With parts of the UK debating end-of-life legislation, lessons on how it can work in practice can be learned from Australia. 

Ahead of the Assisted Dying Bill’s Second Reading in the House of Lords and with responses sought for the Health Education Improvement Wales All Wales Competency Framework for palliative and end of life care, the country is continuing to inch closer to a legal framework for assisted dying.

The Royal College of Physicians Cymru broadly welcomed the framework, but has called for more training. 

“We need far greater investment in end-of-life care, including expert decision makers in specialist palliative care in both community and acute settings,” said RCP vice president for Wales, Hilary Williams. 

“Many people at the end of life in both hospital and in the community are not receiving the support they need, including supporting decisions around pain management and emotional support, he continued. 
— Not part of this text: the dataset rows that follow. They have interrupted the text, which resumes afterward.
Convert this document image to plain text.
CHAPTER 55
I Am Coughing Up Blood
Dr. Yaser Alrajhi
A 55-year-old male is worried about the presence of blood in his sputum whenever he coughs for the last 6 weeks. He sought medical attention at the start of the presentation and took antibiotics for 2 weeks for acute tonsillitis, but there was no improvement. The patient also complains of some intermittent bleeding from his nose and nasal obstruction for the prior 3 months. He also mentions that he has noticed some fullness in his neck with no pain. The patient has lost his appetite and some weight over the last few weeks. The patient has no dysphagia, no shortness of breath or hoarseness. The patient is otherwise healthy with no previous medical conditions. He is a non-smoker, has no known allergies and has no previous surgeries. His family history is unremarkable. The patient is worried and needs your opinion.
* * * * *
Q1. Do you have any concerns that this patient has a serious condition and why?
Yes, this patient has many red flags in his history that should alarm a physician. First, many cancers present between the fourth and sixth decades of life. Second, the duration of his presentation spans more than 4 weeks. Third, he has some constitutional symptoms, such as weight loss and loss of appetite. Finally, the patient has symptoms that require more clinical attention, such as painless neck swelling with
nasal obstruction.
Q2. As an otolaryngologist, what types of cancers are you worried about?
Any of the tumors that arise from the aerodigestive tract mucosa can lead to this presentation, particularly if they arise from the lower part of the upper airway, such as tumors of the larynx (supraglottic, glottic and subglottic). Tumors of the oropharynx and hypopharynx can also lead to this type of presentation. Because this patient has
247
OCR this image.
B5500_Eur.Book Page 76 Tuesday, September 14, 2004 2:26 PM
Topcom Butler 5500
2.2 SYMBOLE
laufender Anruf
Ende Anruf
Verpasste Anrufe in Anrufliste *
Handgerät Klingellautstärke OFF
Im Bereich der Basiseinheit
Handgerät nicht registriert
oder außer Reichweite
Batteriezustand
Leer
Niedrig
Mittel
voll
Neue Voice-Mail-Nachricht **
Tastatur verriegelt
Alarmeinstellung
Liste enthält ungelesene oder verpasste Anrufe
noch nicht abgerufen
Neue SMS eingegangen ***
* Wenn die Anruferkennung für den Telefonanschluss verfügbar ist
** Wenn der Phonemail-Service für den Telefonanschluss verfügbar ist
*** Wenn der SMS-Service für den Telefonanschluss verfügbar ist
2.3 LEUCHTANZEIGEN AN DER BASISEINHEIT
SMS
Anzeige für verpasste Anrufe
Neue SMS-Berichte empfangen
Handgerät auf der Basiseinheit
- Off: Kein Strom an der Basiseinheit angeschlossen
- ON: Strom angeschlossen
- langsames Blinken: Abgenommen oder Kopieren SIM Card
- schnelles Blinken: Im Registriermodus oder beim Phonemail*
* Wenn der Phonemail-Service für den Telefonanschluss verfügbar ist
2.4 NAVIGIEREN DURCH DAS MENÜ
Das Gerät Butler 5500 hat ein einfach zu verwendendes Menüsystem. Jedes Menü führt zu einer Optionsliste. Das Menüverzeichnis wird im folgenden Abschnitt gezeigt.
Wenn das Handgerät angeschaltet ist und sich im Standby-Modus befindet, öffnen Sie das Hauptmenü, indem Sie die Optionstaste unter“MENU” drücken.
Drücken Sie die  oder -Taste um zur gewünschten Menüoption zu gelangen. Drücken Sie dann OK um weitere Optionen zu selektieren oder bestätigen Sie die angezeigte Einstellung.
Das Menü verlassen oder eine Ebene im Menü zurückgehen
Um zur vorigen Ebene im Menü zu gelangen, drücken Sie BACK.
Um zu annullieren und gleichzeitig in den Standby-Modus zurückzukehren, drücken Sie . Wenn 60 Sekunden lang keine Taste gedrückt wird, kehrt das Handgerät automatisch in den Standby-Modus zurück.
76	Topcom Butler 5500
Britain is looking closely to Australia for guidance on how to proceed, where it is already legal in six states. Voluntary assisted dying has been legal for six years, beginning in Victoria. In New South Wales, it has been legal for almost two years, and in the Australian Capital Territory – the seventh jurisdiction – the law will come into force this November.

End-of-life care

Control to patients

Training is certainly a part of it. As Michael Dooley, director of the Voluntary Assisted Dying pharmacy service in Victoria, told Healthcare Today in March, while he technical aspects of administering the medication are “relatively straightforward”, Victoria, for example, has implemented a structured training programme that all participating doctors are required to complete. “This involves around six hours of reading, online modules and other educational components,” he said. 

In an exclusive pair of interviews out later this week, Wade Stedman, clinical lead for New South Wales’ implementation of voluntary assisted dying, and Bhawani O’Brien, a Western Australian GP with decades of end-of-life experience, explain that voluntary assisted dying is about returning control to the patients. 

Voluntary assisted dying has given patients “choice and control at the end of life, when they are already dying,” said O’Brien. Stedman agrees. “It’s a choice between dying and dying. The only difference is whether that final stage comes a little earlier and with less suffering,” he said.